Die Medien sprechen eine Gewitterwarnung aus – wow! Der grosse Weltuntergang ist zwar erst für den Nachmittag zu erwarten, also Eile mit Weile. Es wird wohl nicht so schlimm werden, doch ein mulmiges Gefühl schleicht sich ein. Dieses Jahr will uns der Wettergott zeigen, wo Bartli den Most holt.

Nach Rüeggisberg bietet der Panoramaweg wieder das, worauf wir uns jeden Morgen freuen – langgezogene Hügelpassagen entlang blühender Wiesen. Manchmal führt der Weg in Schluchten hinunter, über schmale Brücken, dann wieder steil bergauf. Die Sonne verschwindet hinter dichtbelaubten Bäumen, ein paar mickrige Strahlen brechen durch, zaubern Streifen auf den Boden.

 

Through dense woods and along steep paths

We cross the Schwarzwasser (black water) River

Beim Fluss Schwarzwasser – so heisst er tatsächlich – tauchen Erinnerungen auf, an Mittelerde oder, je nach Geschmack, an den Kontinent Westeros in Game of Thrones.
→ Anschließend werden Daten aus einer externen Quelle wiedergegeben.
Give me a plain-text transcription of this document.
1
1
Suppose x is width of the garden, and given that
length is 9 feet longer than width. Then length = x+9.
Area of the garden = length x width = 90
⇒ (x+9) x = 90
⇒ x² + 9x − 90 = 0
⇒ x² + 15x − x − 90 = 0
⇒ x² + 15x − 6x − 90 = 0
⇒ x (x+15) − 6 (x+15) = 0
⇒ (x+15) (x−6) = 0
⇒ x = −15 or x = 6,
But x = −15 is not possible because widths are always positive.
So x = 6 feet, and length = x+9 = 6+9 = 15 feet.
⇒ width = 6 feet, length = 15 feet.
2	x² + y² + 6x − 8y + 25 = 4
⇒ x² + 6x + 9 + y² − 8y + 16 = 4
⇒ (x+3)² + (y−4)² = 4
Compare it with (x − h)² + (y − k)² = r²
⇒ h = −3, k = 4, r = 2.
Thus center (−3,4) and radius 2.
Der Name scheint offenbar beliebt zu sein, wenn es darum geht, ein besonders heimtückisches Gewässer zu benennen. Unser Fluss hingegen sieht sehr harmlos aus, hier würde Hellfire nicht viel bringen (siehe Ausschnitt).

Wenn ich mich nicht irre, fällt der dicke Hobbit Bombur während der Durchquerung des Düsterwaldes in den Fluss Schwarzwasser und fällt darauf in einen tiefen Schlaf, worauf ihn die erschöpften Zwergenfreunde tragen müssen.

Aber die Schlacht am Blackwater am Ende der 2. Staffel von Game of Thrones schlägt so ziemlich alles, was es an Schiffsschlachten gibt. Die Flotte und die Armee von Stannis Baratheon erreichen King’s Landing und die Schlacht um die Stadt beginnt.

Hier ein Ausschnitt (nichts für zartbesaitete Gemüter):

 

Eines aber ist klar: auch der heutige Tag – kommende Wetterüberfälle ausgenommen – stellt eine prächtige Darstellung von allem dar, was ein nicht mal besonders sonniger Tag zu bieten hat. Manchmal glauben wir uns in einem Gemälde, stehen still, bewundern, richten unsere Aufmerksamkeit auf die Landschaft, auch wenn sie auf den ersten Blick nichts Besonderes zu sein scheint.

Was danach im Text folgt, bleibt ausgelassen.